Zusätzlich ermöglicht dieser Eingang, dass von der DO-Karte kommende Prüfströme fließen können – es wird eine Minimallast im Ein-Zustand bereitgestellt und ein Prüfstrom im Aus-Zustand ermöglicht. Dabei wird die Schaltfunktion nicht beeinträchtigt.

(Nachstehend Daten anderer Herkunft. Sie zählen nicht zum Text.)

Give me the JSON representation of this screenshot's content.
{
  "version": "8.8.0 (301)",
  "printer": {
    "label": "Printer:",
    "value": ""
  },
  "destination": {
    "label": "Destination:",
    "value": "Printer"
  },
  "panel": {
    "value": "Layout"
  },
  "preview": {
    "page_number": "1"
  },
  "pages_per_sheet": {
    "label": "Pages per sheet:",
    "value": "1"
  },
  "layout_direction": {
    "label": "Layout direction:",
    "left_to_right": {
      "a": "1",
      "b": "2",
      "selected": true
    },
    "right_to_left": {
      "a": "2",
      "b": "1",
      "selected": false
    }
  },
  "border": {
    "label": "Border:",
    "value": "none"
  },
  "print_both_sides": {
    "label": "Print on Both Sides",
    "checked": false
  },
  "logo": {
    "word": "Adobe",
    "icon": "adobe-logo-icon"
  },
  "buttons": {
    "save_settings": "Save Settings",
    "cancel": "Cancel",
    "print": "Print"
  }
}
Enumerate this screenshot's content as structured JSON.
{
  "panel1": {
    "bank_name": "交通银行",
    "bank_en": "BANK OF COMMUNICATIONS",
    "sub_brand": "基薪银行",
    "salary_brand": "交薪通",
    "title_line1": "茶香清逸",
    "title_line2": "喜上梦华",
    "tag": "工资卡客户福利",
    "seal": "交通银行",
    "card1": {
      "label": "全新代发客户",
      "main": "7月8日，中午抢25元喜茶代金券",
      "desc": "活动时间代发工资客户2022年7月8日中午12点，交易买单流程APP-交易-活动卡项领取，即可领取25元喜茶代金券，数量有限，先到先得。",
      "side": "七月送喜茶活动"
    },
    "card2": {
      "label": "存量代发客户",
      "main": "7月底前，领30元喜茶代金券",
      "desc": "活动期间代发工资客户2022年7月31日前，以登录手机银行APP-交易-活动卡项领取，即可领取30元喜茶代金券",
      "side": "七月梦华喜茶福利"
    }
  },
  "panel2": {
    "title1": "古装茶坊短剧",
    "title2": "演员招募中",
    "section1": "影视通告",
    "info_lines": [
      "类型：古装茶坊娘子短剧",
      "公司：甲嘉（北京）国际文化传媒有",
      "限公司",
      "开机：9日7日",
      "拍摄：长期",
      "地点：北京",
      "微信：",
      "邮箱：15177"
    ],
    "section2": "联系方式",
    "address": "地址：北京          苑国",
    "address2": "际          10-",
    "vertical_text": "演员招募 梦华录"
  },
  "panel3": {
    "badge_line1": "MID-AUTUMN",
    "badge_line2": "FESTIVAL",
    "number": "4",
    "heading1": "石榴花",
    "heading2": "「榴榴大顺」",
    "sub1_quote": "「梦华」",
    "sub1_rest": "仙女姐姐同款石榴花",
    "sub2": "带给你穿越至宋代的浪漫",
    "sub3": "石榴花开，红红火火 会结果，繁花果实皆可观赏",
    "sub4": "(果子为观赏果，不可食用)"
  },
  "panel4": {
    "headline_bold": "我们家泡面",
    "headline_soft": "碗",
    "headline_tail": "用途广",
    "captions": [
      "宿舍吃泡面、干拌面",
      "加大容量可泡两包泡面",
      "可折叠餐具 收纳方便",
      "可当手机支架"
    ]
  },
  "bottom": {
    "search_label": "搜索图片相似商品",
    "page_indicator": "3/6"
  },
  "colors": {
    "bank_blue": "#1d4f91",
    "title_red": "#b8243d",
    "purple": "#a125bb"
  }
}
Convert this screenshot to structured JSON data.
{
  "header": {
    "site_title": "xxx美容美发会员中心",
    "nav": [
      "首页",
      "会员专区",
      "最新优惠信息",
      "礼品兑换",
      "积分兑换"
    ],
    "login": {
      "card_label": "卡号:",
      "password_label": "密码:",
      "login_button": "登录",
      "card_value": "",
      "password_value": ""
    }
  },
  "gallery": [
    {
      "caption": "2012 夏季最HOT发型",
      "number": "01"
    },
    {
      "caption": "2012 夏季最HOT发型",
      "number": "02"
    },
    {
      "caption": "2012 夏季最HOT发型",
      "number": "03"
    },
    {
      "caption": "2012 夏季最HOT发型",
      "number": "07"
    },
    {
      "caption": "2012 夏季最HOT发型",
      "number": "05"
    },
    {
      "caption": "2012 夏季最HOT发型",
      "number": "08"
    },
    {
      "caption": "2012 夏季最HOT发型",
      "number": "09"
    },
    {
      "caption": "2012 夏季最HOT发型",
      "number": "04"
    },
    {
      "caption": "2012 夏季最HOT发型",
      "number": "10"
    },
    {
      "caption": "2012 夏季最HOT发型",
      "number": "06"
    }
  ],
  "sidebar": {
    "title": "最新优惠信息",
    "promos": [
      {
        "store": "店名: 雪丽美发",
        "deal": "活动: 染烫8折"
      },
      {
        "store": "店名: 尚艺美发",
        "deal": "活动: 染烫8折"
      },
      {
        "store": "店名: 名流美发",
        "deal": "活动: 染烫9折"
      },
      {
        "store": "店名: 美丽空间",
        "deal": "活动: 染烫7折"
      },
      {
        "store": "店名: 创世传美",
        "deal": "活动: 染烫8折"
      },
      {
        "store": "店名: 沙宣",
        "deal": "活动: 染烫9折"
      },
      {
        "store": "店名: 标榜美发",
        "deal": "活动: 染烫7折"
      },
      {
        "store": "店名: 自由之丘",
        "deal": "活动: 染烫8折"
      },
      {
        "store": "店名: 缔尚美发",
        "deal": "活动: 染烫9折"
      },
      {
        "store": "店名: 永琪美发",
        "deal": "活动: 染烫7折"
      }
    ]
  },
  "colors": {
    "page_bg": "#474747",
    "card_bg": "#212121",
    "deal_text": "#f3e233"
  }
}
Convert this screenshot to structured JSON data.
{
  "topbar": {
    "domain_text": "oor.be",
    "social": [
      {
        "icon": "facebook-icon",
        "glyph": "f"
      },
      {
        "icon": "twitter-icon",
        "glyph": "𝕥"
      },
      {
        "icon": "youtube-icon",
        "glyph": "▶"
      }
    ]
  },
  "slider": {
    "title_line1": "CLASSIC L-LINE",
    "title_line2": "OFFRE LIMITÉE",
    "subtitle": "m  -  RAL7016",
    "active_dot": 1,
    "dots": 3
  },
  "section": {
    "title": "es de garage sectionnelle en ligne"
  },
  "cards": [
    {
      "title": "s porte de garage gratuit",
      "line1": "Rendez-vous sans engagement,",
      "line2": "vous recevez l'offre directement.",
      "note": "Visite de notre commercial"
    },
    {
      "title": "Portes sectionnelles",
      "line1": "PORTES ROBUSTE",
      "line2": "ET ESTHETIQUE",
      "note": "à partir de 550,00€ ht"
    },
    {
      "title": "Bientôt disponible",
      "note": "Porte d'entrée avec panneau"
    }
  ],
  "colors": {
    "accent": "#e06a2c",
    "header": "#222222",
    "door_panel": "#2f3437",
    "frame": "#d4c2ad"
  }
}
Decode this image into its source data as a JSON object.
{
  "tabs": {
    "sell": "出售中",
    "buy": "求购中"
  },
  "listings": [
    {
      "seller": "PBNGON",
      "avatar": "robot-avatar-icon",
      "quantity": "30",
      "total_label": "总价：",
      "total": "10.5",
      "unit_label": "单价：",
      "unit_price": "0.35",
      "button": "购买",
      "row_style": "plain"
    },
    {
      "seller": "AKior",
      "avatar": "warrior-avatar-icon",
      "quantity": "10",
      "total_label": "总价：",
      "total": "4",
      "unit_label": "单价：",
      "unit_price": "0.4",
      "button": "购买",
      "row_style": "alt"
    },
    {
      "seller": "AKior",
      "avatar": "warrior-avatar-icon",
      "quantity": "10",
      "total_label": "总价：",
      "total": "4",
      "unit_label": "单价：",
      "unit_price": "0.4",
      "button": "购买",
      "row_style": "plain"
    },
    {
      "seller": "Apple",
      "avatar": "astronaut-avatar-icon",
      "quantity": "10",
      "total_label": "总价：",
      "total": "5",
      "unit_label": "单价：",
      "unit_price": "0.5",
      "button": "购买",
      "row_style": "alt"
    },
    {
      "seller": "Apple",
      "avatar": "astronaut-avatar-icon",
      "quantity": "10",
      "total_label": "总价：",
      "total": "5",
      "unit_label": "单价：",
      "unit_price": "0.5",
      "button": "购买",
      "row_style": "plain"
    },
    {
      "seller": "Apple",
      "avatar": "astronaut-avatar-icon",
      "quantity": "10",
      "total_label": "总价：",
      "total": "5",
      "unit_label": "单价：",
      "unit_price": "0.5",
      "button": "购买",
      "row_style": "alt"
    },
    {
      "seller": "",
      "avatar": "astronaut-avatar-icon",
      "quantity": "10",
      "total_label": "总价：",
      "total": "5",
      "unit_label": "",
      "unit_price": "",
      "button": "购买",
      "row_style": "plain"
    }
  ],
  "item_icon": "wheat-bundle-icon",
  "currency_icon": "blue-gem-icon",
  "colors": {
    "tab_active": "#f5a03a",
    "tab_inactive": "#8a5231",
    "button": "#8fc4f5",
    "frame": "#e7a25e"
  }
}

Die Sicherheitsrelais mit LFT des K-Systems
Diagnosefunktion, Leitungsfehlertransparenz und eine 1oo3-Architektur (one-out-of-three) – diese Merkmale vereinigen die Sicherheitsrelais KFD2-RSH von Pepperl+Fuchs. Bei jedem Schaltvorgang wird die Funktion der Schaltkontakte automatisch mitgeprüft. Dadurch wird der Aufwand eines Proof Tests für den Anwender drastisch verringert. Die Geräte verfügen über eine umfassende Testpulsimmunität und sind daher kompatibel zu marktüblichen digitalen Ausgangskarten. Mit den neuen Sicherheitsrelais ist Ab- und Anschalten für Anwendungen nach IEC 61508 bis SIL 3 möglich, ein Abschalten zusätzlich bis EN-ISO 13849 Performance Level e.

Fazit
Die vollständige Überwachung auf Leitungsfehler auch auf der Feldseite ist für sicherheitsgerichtetes Anschalten unabdingbar. Leitungsfehlertransparente Interfacemodule können ohne zusätzliche Verdrahtung Informationen über Leitungsfehler an die Steuerung weitergeben. Erfahrungen aus Projekten der Fire & Gas Spezialisten bei Pepperl+Fuchs zufolge können mit LFT-Modulen durchschnittlich 15–20 € je Signalkreis gegenüber konventionellen Lösungen eingespart werden. Fast alle großen Leitsystemhersteller haben mittlerweile projektspezifische Tests von LFT-fähigen Geräten von Pepperl+Fuchs erfolgreich durchgeführt. Bei diesen Tests wird die Interoperabilität mit bestimmten Feldgeräten wie optischen oder akustischen Signalgebern und Ausgangskarten des Steuerungssystems nachgewiesen.
Neben Sicherheitsrelais mit LFT sind sowohl im K-System zur Hutschienenmontage als auch für das Termination-Board-basierte H-System viele weitere Funktionen mit LFT verfügbar, bspw. Schaltverstärker oder Ventilsteuerbausteine.